Ensemble, avec des réfugiés, des personnes issues de l'immigration, des danseurs en exil, des amateurs, ils ouvrent aux participants et aux spectateurs des espaces de rencontre autour de la thématique de la migration et offrent une visibilité aux personnes concernées.
Il s'agit de rendre visible, compréhensible et poétique le parcours de chacune et chacun par le biais du mouvement, de la parole, du texte, du son et de la vidéo.
À travers ces mises en scènes performatives de perspectives subjectives, d'expressions et de souvenirs, qui sont à la fois des témoignages temporels de notre propre histoire personnelle et de l'histoire collective, de processus fictionnels et/ou vivants, les artistes cherchent à créer un dialogue dynamique.

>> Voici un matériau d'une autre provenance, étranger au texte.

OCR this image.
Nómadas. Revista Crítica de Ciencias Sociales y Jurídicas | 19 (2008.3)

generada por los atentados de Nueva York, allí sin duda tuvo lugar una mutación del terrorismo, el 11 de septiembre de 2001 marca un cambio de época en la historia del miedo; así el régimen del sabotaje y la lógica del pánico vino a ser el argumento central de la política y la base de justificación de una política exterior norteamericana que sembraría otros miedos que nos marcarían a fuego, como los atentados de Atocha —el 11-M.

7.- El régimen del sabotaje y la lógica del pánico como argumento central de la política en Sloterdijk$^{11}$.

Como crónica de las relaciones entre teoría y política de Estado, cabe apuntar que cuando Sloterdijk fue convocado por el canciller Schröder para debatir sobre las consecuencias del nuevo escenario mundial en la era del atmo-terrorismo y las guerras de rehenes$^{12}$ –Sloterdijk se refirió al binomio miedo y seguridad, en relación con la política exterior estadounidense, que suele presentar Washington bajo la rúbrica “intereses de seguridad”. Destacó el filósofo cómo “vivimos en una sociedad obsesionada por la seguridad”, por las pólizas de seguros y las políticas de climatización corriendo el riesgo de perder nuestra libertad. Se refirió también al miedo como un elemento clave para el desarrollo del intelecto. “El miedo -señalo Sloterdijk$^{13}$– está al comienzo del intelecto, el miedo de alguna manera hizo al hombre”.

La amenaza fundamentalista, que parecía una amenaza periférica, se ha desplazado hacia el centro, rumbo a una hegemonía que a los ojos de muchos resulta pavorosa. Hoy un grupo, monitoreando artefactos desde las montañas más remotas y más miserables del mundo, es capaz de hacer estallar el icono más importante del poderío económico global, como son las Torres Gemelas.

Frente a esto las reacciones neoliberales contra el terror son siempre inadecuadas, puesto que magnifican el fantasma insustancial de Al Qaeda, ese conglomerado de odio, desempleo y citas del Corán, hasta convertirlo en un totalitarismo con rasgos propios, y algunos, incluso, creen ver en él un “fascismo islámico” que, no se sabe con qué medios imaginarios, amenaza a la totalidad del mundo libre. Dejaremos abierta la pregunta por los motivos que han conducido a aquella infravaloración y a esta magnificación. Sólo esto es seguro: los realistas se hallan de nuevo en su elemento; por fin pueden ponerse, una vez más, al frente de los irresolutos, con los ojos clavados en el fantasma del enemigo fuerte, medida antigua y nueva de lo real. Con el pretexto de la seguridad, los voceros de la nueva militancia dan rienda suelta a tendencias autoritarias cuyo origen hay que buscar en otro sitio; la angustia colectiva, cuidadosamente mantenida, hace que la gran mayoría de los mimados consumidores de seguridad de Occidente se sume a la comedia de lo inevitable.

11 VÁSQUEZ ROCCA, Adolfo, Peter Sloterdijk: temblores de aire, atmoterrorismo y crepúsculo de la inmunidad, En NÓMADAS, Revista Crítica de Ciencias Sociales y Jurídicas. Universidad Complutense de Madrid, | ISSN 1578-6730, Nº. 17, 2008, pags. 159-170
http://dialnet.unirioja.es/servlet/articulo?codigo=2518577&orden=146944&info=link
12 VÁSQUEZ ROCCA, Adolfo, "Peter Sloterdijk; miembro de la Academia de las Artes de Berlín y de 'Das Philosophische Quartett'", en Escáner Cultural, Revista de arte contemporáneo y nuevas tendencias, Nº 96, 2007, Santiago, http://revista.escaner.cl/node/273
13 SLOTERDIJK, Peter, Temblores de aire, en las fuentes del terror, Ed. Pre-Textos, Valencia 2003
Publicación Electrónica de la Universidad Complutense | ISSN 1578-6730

L'objectif est de poursuivre les débats sur nos questions d'identité, de migration et d'exil en Europe sur une plus longue période.
Pour les artistes, il s'agit de prendre soin de notre démocratie, d’œuvrer pour une prise de conscience de nos responsabilités et de nos forces et de participer ainsi aux débats publics.
En questionnant la manière dont nous voulons tous vivre ensemble et façonner la société, ils s'interrogent et s'engagent en tant qu'artiste pour une attitude empathique consciente dans notre société.
Assimilant l'actualité et l’histoire familiale, ils portent un regard sur des contenus historiques et sociétal, reliant des approches théoriques de la culture de la mémoire et du souvenir.